The U.S. Census Bureau numbers released this week should have surprised no one. They should, however, serve as a reminder of how rapidly Gwinnett County's population is diversifying.
Many got the wake-up call in June when Gwinnett became a minority-majority county with the non-white residents making up 50.3 percent of the county's 800,000-plus population.
Here are the figures from the 2010 census:
Two or more races: 25,292
American Indian and Alaska Native: 4,048
The Census Bureau includes the Hispanic population in the categories above. On their own, Gwinnett Hispanics number 162,035. That's up an astounding 250 percent since the 2000 census, when Gwinnett included 64,136 Hispanics.
Some believe the Census undercounts Hispanics because those here illegally tend to avoid questions from government workers. Others believe the number is too high because much of the Hispanic labor force left metro Atlanta when jobs dwindled. Regardless, there's no doubt Gwinnett and metro Atlanta are on the fast train to diversity.
Although not quite so spectacular as the Hispanic growth, other races are booming in Gwinnett.
Which brings me to my point.
Gwinnett County is full of organizations designed to make this county a better place -- nonprofit agencies, business organizations, civic groups, etc.

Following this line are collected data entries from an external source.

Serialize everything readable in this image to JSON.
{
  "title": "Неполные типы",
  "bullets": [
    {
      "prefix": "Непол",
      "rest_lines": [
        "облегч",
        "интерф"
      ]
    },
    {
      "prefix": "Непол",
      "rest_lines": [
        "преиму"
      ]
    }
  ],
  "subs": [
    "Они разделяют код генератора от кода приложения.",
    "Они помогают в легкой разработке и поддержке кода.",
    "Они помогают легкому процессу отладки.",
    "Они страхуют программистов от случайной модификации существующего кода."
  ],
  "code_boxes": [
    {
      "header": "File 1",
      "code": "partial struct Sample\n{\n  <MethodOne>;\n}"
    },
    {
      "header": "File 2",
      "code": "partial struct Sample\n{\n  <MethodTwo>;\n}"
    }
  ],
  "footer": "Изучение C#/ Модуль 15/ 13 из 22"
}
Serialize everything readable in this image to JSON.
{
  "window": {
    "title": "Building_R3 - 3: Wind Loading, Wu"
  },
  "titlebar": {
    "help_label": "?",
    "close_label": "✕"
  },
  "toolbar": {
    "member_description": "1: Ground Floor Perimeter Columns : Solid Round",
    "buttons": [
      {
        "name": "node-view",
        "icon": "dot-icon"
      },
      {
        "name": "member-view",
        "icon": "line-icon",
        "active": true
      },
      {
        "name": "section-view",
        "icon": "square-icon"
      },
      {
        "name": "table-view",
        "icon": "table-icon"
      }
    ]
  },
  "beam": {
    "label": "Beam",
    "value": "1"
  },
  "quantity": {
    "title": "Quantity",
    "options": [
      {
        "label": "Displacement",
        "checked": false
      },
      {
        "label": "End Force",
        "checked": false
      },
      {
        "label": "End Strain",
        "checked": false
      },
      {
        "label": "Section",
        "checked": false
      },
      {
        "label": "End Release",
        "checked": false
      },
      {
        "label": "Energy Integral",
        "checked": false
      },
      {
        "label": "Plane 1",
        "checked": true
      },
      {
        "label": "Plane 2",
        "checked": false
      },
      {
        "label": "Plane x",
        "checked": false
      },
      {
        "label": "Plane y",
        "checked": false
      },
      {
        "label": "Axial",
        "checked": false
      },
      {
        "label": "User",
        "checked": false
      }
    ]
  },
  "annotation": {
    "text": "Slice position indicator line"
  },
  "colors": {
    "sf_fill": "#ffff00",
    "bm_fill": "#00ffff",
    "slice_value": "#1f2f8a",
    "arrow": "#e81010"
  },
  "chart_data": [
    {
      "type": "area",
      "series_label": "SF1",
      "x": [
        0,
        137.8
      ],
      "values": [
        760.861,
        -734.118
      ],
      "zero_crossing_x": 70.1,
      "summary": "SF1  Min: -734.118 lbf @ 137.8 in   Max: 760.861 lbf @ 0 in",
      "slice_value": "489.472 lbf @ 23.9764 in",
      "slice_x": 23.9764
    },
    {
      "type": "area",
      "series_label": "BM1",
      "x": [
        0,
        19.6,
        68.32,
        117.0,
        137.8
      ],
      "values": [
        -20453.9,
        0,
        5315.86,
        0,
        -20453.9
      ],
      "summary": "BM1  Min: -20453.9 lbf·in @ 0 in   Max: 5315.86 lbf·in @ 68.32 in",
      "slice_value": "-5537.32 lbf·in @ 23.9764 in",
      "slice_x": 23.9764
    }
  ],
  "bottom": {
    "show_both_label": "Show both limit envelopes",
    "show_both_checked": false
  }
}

I am a member of some, and as we sit around shiny tables in big boardrooms, the discussions often land on Gwinnett's diversity and the need to get all parts of the community involved in making Gwinnett great.
To mirror Gwinnett, a 10-member board of directors would be about half white with three blacks and/or Hispanics, an Asian, and one person of another race. And oh, yes, the man-woman mix would be even.

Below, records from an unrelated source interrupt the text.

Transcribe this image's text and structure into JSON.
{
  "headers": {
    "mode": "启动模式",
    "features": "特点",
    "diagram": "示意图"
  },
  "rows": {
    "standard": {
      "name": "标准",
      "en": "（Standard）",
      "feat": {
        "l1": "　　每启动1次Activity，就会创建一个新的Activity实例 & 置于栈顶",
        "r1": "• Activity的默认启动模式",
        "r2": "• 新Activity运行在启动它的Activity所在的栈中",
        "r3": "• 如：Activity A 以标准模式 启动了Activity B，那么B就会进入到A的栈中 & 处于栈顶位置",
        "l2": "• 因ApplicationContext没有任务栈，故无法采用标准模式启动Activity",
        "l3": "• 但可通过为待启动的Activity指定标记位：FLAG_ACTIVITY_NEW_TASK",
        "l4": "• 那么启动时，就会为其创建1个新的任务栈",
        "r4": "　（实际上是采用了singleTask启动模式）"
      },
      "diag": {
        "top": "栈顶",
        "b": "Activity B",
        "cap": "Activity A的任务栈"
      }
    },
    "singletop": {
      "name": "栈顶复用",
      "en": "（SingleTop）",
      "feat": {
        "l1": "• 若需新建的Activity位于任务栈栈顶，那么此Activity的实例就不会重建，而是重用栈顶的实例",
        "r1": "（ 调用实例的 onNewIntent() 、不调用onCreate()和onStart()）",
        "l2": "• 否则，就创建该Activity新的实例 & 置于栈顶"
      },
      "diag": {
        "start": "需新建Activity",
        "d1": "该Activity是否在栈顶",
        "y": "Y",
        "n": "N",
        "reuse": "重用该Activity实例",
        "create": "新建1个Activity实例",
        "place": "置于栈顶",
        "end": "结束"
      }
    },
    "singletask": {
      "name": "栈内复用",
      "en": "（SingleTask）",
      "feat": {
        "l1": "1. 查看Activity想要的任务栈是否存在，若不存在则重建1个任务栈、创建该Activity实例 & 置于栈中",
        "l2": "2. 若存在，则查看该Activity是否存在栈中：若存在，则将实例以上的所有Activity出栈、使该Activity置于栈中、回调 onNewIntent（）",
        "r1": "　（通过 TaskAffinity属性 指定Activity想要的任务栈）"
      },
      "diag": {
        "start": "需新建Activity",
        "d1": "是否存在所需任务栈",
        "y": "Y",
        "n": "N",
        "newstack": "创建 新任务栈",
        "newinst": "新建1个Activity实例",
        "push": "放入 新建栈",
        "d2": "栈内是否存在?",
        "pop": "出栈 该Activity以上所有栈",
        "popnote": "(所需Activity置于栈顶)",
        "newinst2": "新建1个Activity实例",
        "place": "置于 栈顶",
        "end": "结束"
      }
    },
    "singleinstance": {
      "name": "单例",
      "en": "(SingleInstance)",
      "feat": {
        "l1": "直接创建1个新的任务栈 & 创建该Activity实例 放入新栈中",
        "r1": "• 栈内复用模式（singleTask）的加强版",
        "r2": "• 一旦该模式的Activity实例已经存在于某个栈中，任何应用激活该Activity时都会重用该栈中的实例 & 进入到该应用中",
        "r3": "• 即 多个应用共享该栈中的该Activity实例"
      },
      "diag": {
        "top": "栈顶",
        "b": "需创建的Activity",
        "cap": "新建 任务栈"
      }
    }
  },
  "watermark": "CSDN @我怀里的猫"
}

Then I look around the room and see an awful lot of people who, well, are a lot like me -- white and male. Certainly there is diversity. But some groups are represented more so than others, and some groups aren't represented at all.
Who's to blame? Are these decision-making bodies not reaching out? Or are ethnic groups not interested in getting involved?
There are some excellent attempts to bring about more robust civic engagement.
According to its website, www.gwinnettunity.com, The Gwinnett Unity Group was founded when six black individuals led by Herman Pennamon, a Georgia Power executive, came together to discuss the lack of African-American involvement -- economically, socially, politically and spiritually -- in Gwinnett County. After a year of fact-finding, investigating, building relationships and partnerships within the county, the Gwinnett Unity Group was formed to engage the black community throughout Gwinnett.
The Mosaic Rotary Club was formed specifically to help get the "international community" involved in the Gwinnett and the Rotary communities.
Gwinnett businessman Raymer Sale served as the club's charter president and said that when forming the club a few years ago, "We extended a hand of friendship to all cultures within the Gwinnett community." The result, he says, is a club that better reflects the ethnic composition of Gwinnett. The club chartered at 35 members. With the economic slump, it went as low as 23. But Sale reports membership is back up to about 30.
Other groups are reaching out in hopes of benefiting from the riches diversity can bring.
Gwinnett's success can be attributed to a unified vision. Much can be achieved when there is a common goal.
Without the collaboration of all stakeholders, progress is stunted.
For ethnic groups to stick with their own kind and set their own agenda is detrimental to the common good.
If Gwinnett County is going to continue to be great, all residents must contribute.
More effort needs to be made from both ends. It's a two-way street. We need to make sure the invitations get sent out. And those invited need to RSVP.